Dec 20, 2010 15:53 GMT  ·  By

In a groundbreaking innovation, physicists at the University of California in Berkeley (UCB) managed to exceed a barrier standing in the way of practical applications for plasmon lasers, and namely temperatures. This class of advanced devices can now operate at room temperatures.

These instruments have been proposed for a variety of uses, but thus far actually enlisting their help has proven to be a tremendously complex task.
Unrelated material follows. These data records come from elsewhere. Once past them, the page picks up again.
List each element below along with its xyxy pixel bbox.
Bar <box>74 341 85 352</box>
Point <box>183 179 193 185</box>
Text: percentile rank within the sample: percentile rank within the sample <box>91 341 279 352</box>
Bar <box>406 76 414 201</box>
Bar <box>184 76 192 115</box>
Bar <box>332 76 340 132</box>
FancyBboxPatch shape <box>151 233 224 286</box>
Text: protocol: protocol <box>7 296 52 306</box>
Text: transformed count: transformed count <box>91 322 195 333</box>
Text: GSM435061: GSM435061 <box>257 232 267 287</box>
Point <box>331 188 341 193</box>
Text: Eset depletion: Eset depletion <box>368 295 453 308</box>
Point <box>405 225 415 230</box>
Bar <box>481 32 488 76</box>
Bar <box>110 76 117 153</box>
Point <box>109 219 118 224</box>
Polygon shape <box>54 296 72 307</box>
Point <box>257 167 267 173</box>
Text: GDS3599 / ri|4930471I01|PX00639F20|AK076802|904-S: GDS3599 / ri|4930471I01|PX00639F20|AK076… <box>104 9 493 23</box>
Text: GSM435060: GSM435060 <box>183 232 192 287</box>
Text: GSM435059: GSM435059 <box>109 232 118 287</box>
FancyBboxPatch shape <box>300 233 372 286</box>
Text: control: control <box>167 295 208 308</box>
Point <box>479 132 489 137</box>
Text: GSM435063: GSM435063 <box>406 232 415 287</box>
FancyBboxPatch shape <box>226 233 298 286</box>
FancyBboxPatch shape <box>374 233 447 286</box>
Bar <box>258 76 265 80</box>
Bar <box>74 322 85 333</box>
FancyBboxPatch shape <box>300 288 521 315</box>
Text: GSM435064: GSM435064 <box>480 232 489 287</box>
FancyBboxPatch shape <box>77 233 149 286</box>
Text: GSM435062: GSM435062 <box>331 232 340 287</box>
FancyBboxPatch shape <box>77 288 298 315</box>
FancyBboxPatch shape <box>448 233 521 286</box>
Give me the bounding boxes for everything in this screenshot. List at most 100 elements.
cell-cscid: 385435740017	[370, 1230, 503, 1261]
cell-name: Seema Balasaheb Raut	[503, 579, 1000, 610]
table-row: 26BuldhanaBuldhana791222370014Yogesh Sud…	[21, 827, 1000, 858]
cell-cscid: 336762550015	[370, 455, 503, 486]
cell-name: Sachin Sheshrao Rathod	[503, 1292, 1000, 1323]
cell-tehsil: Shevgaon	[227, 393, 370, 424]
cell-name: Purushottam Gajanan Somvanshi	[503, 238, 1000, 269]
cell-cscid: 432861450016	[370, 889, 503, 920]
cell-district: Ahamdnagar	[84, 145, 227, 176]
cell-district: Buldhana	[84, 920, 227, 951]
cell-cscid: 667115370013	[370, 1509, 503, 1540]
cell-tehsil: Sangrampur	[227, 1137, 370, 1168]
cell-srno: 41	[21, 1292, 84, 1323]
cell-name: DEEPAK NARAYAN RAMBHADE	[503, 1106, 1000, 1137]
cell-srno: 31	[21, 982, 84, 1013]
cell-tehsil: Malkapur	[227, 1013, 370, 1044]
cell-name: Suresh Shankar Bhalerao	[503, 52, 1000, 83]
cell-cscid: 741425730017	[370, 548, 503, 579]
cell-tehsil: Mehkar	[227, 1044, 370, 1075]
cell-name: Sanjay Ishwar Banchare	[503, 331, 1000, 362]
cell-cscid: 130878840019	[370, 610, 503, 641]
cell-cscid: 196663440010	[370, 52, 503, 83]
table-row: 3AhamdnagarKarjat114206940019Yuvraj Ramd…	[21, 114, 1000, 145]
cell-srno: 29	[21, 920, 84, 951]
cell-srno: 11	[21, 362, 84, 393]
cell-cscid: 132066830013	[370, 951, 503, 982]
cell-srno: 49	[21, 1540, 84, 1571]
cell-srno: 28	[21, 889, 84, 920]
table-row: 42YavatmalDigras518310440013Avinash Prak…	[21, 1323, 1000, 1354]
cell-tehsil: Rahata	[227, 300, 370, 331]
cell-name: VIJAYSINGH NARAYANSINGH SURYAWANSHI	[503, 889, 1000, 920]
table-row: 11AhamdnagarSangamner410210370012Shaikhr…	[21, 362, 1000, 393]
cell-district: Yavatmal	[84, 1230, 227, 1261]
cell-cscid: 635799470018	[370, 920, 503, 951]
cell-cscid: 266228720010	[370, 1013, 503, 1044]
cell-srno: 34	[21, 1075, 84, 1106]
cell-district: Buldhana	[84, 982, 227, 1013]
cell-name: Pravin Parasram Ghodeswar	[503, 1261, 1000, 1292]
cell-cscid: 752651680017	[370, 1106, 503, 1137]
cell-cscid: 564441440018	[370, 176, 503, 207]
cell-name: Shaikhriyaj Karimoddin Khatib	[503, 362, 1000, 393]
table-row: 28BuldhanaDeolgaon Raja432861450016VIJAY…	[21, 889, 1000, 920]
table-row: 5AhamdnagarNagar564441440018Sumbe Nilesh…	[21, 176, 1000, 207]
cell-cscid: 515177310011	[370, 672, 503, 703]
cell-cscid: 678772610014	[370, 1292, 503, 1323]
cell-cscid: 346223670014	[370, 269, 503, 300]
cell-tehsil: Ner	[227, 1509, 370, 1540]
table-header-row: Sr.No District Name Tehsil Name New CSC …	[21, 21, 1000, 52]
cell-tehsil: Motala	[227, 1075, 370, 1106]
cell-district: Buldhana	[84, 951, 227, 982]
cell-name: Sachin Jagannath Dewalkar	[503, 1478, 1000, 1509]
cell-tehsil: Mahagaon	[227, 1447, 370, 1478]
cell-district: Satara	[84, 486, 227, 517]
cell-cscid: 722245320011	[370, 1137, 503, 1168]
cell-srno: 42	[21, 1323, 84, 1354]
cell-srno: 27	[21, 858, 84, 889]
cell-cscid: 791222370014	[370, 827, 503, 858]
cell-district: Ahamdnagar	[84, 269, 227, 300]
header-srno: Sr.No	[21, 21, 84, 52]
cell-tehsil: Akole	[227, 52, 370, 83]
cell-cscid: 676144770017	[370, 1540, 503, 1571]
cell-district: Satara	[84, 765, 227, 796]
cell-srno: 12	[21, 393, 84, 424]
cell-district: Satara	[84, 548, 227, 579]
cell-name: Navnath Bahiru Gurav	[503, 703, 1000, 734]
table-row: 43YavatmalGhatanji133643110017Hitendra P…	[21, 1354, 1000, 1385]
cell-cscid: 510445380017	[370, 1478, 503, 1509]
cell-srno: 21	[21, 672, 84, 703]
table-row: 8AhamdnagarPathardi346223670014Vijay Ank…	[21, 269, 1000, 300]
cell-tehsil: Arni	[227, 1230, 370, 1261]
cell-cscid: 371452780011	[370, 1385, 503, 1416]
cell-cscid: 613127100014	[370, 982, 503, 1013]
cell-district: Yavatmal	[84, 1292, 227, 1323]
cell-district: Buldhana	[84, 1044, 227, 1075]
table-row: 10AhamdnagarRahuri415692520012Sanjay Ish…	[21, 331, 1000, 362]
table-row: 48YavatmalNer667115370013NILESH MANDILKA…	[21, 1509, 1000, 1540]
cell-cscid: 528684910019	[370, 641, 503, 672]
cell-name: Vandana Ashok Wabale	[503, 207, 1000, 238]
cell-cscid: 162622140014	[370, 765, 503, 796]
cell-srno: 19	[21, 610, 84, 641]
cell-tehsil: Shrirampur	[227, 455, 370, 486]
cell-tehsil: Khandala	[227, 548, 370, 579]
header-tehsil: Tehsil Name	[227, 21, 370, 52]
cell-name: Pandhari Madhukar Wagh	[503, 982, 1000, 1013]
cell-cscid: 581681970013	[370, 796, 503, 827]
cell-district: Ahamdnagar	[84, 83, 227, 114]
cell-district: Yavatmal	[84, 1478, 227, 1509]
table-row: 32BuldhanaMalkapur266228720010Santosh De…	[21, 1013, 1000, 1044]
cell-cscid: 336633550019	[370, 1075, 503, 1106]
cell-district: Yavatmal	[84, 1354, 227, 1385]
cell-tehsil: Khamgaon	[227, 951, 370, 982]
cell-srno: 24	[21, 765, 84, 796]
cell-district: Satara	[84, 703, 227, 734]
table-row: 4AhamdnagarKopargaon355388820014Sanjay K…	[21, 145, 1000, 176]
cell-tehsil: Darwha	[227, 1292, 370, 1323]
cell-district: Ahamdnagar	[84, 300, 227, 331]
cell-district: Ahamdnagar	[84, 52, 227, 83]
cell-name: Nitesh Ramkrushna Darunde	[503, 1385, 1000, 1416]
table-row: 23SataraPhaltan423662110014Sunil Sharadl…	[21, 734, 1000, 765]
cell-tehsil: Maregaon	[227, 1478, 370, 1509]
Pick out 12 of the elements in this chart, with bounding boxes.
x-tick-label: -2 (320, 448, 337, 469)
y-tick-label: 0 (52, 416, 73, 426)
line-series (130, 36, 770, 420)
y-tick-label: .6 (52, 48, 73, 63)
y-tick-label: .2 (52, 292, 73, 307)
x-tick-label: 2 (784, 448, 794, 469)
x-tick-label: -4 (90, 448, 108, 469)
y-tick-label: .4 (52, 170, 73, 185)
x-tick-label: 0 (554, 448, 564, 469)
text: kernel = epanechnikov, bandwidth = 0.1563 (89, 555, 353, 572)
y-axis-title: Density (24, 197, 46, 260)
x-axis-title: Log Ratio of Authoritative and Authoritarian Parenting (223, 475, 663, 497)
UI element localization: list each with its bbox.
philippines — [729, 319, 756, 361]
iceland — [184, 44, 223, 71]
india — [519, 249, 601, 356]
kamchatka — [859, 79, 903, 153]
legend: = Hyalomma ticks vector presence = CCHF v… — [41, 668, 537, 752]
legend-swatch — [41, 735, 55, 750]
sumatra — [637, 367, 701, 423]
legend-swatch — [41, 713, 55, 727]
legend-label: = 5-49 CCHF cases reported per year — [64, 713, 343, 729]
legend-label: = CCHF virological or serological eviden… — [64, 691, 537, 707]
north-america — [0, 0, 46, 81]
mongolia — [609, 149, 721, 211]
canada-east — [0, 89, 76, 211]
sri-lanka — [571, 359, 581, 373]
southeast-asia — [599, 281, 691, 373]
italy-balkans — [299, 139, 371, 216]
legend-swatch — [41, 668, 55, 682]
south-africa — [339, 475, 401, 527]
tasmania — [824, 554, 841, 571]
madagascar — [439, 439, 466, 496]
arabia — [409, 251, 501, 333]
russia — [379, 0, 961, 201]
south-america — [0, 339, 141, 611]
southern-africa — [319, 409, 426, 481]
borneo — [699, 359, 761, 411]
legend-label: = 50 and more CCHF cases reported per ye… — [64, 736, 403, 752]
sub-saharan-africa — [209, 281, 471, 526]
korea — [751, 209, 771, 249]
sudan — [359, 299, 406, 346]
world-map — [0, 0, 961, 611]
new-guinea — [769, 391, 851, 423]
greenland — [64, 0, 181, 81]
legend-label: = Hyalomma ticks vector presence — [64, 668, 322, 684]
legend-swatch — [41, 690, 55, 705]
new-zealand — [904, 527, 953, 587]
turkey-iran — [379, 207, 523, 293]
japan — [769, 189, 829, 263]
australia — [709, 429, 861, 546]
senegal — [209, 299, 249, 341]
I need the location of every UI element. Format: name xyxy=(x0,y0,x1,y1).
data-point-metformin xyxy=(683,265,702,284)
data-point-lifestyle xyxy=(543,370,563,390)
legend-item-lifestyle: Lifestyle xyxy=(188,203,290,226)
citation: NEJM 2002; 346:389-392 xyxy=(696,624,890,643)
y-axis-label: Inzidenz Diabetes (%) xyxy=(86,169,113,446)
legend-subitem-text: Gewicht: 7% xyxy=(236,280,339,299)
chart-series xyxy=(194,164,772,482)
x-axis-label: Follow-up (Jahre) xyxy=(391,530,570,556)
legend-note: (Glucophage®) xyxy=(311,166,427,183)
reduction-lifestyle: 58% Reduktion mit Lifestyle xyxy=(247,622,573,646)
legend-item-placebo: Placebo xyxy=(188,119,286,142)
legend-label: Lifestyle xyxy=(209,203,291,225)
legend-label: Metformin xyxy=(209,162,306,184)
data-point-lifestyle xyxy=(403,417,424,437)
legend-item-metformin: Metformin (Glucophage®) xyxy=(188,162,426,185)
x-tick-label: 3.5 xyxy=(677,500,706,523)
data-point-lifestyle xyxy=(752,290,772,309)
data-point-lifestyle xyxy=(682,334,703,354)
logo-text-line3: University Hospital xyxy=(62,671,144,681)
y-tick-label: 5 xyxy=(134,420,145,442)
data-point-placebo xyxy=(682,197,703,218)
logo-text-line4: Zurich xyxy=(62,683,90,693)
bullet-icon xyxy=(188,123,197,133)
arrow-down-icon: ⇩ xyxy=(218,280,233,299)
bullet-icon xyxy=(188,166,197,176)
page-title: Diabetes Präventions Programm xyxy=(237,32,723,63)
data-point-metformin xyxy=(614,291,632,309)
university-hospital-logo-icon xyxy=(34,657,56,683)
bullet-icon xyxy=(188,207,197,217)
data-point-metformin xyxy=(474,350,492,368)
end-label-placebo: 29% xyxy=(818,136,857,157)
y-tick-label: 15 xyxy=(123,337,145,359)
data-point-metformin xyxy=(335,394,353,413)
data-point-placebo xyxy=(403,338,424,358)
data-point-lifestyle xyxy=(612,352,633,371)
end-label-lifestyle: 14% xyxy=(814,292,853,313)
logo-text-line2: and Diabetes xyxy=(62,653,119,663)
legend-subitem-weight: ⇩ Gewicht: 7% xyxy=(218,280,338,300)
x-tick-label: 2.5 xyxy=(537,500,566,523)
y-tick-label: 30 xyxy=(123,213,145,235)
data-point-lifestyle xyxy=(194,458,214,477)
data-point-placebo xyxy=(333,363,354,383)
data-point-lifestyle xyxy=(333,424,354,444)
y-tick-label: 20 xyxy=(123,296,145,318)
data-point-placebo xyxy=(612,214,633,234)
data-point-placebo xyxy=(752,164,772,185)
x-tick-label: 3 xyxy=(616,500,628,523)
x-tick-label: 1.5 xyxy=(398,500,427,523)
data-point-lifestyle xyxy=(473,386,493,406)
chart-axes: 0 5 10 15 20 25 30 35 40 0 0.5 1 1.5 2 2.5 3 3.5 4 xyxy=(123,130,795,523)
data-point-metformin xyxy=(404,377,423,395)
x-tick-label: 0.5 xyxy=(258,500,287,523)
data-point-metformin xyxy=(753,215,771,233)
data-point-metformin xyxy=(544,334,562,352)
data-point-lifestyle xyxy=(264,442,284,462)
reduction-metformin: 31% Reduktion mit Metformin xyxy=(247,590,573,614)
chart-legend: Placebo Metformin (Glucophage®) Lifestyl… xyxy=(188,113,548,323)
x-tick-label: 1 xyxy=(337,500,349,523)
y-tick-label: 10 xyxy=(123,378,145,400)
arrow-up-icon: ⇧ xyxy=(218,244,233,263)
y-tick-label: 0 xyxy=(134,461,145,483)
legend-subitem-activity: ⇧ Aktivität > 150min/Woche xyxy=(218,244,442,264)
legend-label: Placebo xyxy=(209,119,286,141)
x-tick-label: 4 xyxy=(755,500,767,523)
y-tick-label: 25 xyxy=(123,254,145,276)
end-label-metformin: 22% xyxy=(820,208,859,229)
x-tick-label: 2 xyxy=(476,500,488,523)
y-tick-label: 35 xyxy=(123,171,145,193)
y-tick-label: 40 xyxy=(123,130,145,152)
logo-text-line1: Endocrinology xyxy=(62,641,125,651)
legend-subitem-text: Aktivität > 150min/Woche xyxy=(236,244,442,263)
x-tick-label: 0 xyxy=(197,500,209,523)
As such, physicists have been looking for ways of raising the temperatures at which these instruments operate for a long time.

It would now appear that the UCB team has had more success than others in this field, managing a “major step towards applications” for plasmon lasers, say investigators behind the work.

Details of achievement are published in the December 19 advanced online issue of the the esteemed scientific journal Nature Materials, Science Blog reports.

The principal investigator of the new study was UCB professor of mechanical engineering Xiang Zhang, who also holds an appointment as a faculty scientist at the US Department of Energy's (DOE) Lawrence Berkeley National Laboratory (Berkeley Lab).

“Plasmon lasers can make possible single-molecule biodetectors, photonic circuits and high-speed optical communication systems, but for that to become reality, we needed to find a way to operate them at room temperature,” Zhang explains.

The expert is also the director of the UCB Center for Scalable and Integrated Nanomanufacturing. This facility was established through the National Science Foundation’s (NSF) Nano-scale Science and Engineering Centers program.

“To operate properly, plasmon lasers need to be sealed in a vacuum chamber cooled to cryogenic temperatures as low as 10 Kelvins, or minus 441 degrees Fahrenheit, so they have not been usable for practical applications,” Renmin Ma says.

The expert is a post-doctoral researcher in Zhang’s lab, and also the co-lead author of the Nature Materials paper. Ma collaborated with Zhang in the development of a laser capable of generating light in a space just 5 nanometers wide last year.

“Lasers with a mode size of a single protein are a key milestone toward applications in ultra-compact light source in communications and biomedical diagnostics,” Ma reveals.

“The present square plasmon cavities not only can serve as compact light sources, but also can be the key components of other functional building-blocks in integrated circuits, such as add-drop filters, direction couplers and modulators,” the expert concludes.